El regalo que le pedí a mi madre por mis 18

La comida fue idea de mi padre. Decía que cumplir dieciocho años era importante y que la fiesta del sábado iba a estar llena de tíos y primos, así que mejor compartíamos un almuerzo tranquilo los tres antes. Reservó en un italiano del centro, mesa redonda junto a la ventana, esos manteles blancos almidonados que crujen cuando los tocas.

Mi madre se había puesto un vestido cruzado azul oscuro que le marcaba la cintura. Llevaba semanas sin verla así, fuera del uniforme de la oficina. Mientras mi padre brindaba con una copa de Lambrusco y enumeraba lo que faltaba para el sábado —el catering, la música, la lista de invitados—, yo intentaba no mirarla demasiado.

—¿Está rica la pasta, cariño? —preguntó ella sin alzar la vista del plato.

—Mucho.

—Casi no la has tocado.

Aparté la mirada del escote y empujé los ravioles con el tenedor. Era ridículo. Llevaba meses así. Cualquier rato que ella se inclinara a recoger algo del suelo o se estirara para alcanzar un cuenco en la cocina, yo tenía que salir al patio a respirar.

Mi padre se levantó hacia el final del segundo plato y dijo que iba al baño. En cuanto desapareció detrás de la barra, mi madre se inclinó hacia mí con esa sonrisa cómplice que pone cuando quiere sacarme un secreto.

—¿Y tú? No me has dicho qué quieres de regalo. Tu padre cree que un reloj, pero seguro que no.

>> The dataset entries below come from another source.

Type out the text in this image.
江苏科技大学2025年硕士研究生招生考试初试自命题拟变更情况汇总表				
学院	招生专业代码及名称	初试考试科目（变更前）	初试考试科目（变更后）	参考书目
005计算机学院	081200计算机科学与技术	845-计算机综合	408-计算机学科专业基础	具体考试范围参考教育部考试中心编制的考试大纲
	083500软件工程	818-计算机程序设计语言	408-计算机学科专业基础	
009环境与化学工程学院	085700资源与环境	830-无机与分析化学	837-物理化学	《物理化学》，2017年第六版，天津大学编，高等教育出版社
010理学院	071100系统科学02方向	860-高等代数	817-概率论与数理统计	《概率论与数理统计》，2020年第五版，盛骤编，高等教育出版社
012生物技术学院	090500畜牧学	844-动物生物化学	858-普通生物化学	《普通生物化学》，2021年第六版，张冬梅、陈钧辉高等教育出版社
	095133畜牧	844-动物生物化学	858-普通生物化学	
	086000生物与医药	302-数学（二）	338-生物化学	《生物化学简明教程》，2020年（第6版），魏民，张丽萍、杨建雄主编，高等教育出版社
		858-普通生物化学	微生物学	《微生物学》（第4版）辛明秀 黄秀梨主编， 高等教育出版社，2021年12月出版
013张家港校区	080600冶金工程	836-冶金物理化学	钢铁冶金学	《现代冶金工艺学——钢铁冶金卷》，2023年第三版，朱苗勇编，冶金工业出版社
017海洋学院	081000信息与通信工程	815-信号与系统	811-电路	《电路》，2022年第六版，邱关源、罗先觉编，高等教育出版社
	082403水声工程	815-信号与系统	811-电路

La miré a los ojos. No me acobardé. Había ensayado la frase tantas noches antes de dormirme que ya no era una decisión, era una pieza que sólo quedaba colocar.

—Quiero que me enseñes las tetas, mamá.

Lo solté en voz baja, casi sin separar los dientes, pero lo solté entero. El tenedor se le quedó suspendido a medio camino entre el plato y la boca. Vi cómo el rubor le subía desde el escote hasta la mandíbula, cómo se le abrieron los ojos un instante de más antes de que bajara la mirada y se diera cuenta del bulto que yo no era capaz de disimular bajo el pantalón.

—Adrián… —susurró—. ¿Estás loco? Soy tu madre.

—Hablo en serio.

Le sostuve la mirada cinco segundos eternos. Después solté una carcajada limpia, como si la broma hubiera salido perfecta.

—Entradas para el partido de los Lakers el viernes que viene. Juegan en Phoenix y Bruno me invitó a su casa el fin de semana.

Ella respiró por fin. Me dio un golpe flojo en el brazo con la servilleta y soltó una risa nerviosa que no acababa de creerse del todo.

—Eres un imbécil.

Pero tenía las mejillas encendidas y no las dejó de tener en lo que quedaba de comida. Mi padre volvió y la conversación se reordenó alrededor del sábado, los manteles de papel, si íbamos a poner luces en el jardín. Yo seguía mirándole los pechos cuando se inclinaba a partir el pan, y ahora ella lo sabía.

***

Lo de los días siguientes no lo supe entonces, lo sé ahora. Me lo contó después, una madrugada, despeinada, con los ojos rojos de no dormir.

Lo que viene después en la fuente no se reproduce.